Since the 1980s elected governments have replaced authoritarian regimes across Latin America. Violence persists in the more open, fragmented context of today’s “real existing democracies” (Schmitter 2009; see also O’Donnell 2004),2 but it is largely seen in social rather than political terms. Criminal mafias and youth gangs are the most identifiable sources of widely felt insecurity. Elected governments are often blamed for corruption and for complicity with these actors, but the state itself is generally not perceived as the central source of violence, in contrast to the period of authoritarian rule. In part for this reason, religious responses today lack the high drama of the past, and the churches are less visible in political life. Similarly, scholarship on religion is more diverse and scattered in comparison to work on the earlier period (framed by debates, for example, about liberation theology).

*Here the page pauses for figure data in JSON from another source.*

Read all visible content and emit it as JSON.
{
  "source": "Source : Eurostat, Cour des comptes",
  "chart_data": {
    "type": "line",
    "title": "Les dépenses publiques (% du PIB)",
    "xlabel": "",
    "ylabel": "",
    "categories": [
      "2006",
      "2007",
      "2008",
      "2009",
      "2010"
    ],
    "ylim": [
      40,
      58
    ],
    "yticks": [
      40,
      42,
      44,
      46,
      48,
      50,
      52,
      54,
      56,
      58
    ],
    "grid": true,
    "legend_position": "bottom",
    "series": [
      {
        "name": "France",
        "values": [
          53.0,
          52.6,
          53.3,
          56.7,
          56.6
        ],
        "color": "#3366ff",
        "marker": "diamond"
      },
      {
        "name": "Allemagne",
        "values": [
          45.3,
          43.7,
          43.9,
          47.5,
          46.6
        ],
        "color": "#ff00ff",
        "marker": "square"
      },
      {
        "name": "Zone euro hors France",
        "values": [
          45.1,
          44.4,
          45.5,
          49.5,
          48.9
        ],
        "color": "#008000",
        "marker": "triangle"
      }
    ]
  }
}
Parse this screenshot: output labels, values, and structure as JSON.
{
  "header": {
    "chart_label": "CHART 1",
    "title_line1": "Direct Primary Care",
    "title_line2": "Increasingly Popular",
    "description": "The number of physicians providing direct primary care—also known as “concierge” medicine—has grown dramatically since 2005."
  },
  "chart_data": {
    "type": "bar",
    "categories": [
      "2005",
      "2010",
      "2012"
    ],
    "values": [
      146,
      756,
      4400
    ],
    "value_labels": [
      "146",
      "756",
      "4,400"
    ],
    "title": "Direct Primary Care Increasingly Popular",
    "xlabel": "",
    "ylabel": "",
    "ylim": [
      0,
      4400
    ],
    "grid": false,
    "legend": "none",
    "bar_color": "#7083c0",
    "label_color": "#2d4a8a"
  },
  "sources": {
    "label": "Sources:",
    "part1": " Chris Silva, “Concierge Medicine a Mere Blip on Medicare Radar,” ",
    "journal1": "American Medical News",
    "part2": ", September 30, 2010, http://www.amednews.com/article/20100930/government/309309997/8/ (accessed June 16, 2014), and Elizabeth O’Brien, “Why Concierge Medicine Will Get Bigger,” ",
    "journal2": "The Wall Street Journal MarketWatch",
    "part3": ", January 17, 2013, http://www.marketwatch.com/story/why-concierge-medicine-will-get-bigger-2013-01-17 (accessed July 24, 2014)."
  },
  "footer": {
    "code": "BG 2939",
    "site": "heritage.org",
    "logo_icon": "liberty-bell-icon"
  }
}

But in fact the churches are addressing contemporary violence in many different ways, and their efforts are important. As this volume demonstrates, their approaches and perspectives may complement―or contradict―those of governments, international agencies, civil society actors, and the general public. The new studies presented here examine the specifically religious character of their responses―how they relate their mission and faith to violence in different contexts―to understand better how and why they have taken action. This approach also throws light on dimensions scanted in other perspectives on violence and suggests other potential strategies to mitigate its causes and effects.
This volume raises four core analytical issues that appear throughout this introduction and inform the research in this book:
1. How and why have religious responses to violence changed or demonstrated continuity over time? And particularly, what are the main factors that appear to motivate constructive social action?
2. How are the responses of church-linked organizations and individuals distinctively religious? How do they illuminate the moral dimensions of violence?
3. How have the characteristics of violence itself changed over time, as perceived by the churches?
4. When do religious responses to violence have the greatest impact?